The answer, of course, is that Hoskins could go either way: and here's where things have changed. Ten years ago, this would be the point that he learnt his trade, learnt to cope with bad performances, angular, smothering central defenders, tricky pitches, below-par team performances. Learnt, in short, to treat the twin imposters of success and failure the same. Whereas ten years ago, it would be a surprise if he left this early in his career, now it will be a surprise if he's here on 1 February 2007.

His case is not isolated. Look at Dave Hibbert, signed by Preston after just three first team appearances for Port Vale. Look at Jon Otsemobor, leaving Crewe after 15 good performances. A fundamental change has happened and it is not good for the game.

The lower leagues are no longer regarded as respected breeding grounds for players. Premiership teams are taking youngsters under their wings ever earlier. Ever since Ferguson raided the under-16 side at Torquay for Lee Sharpe and trawled other clubs (a sweep which including taking our own youth team captain, Paul Teather, then making appearances for the reserves and highly rated, now disappeared forever) for the constituent parts of his first great Manchester United side, the Premiership clubs have not been prepared to allow youth players to develop outside of their control.

The latest suggestion from Mourinho that Chelsea's "B" side should play in the football league shows how respect has dropped. Not content with hoarding the talent, he's not prepared to trust it to lower league clubs on loan.

The cry that young players can no longer develop is frightening. There are plenty of opportunities at our level and others, if only clubs were allowed to have the players to work with, develop and sell on.

What is fast happening is that players who end up in the youth teams at Rotherham or Scunthorpe or wherever, are already considered failures. Their chances of getting up the leagues are already limited. In that context, seeking to cash in on half a season of good performances is completely understandable: there are fewer and fewer golden tickets.
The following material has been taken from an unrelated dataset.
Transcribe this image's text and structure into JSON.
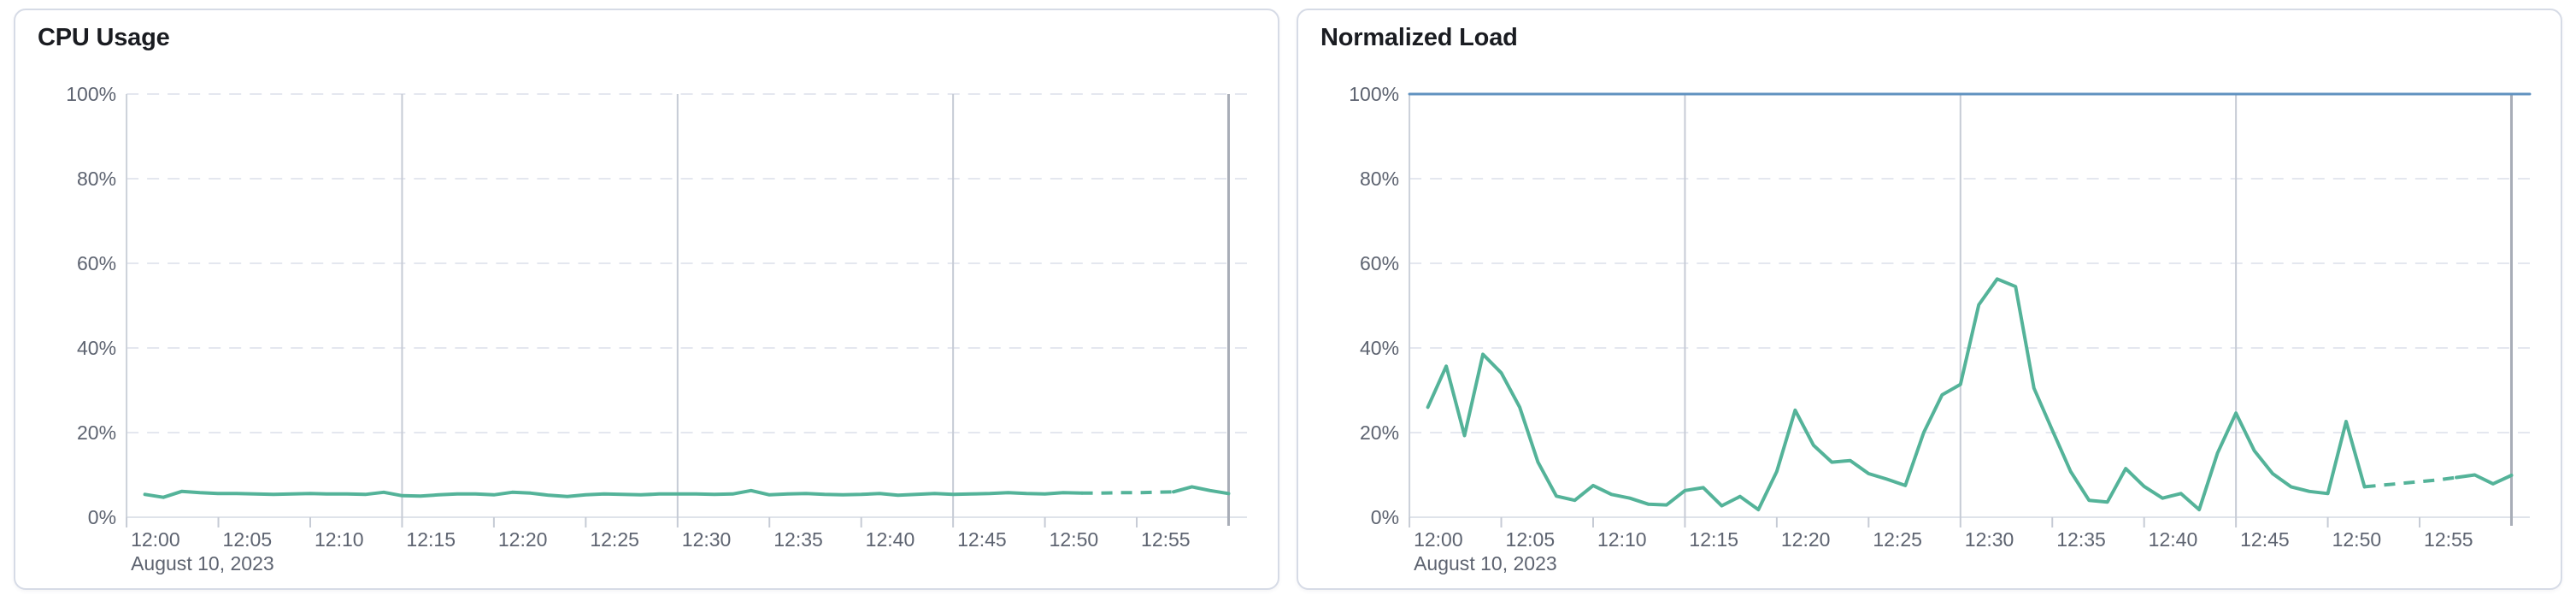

What this means for us as supporters is more subtle. More and more, clubs are staffed by a combination of players on 2 year deals and loan players from clubs higher up the league. It's increasingly rare for players to sign extensions to contracts, or if they do, see them out. (The most common contract extension is one that sees a player over his 24th birthday, so that he becomes a free agent at the end of it). Most promising players, such as Williamson, leave a club every 18 months or so, unless they find themselves at a club which gains promotion. In other words, it's increasingly the case that squad photo at the start of a season is very different at the end and to see turnover of five or more players each close season.

Today, all player's relationships with clubs are short term. Fans can no longer build the same emotional attachments. Most fans do not think much to footballers and footballers do not hang around long enough for that view to change.

Rapidly, the ties that bind supporters to clubs are being eroded and the fluidity of movement of players is another factor eating away at those links. Any player who's any good will be gone; there's little question of building a squad over time. Everything has to be instant, to work first time. The hope that underpins supporting a team long-term is strained. And once the nature of support changes from a long-term to a short-term thing, the hard-core of support diminishes. There are only so many times that hopes can be dashed.

To be a football supporter is to be a dreamer. Who didn't kick a football against a wall as a kid, imagining it to be the goal at Wembley that saw the Millers lift the FA Cup? What the latest machinations around Hoskins shows is that dreams, for us lower league fans, are increasingly the products of snatched cat naps, not enjoyable, long-term, peaceful rest.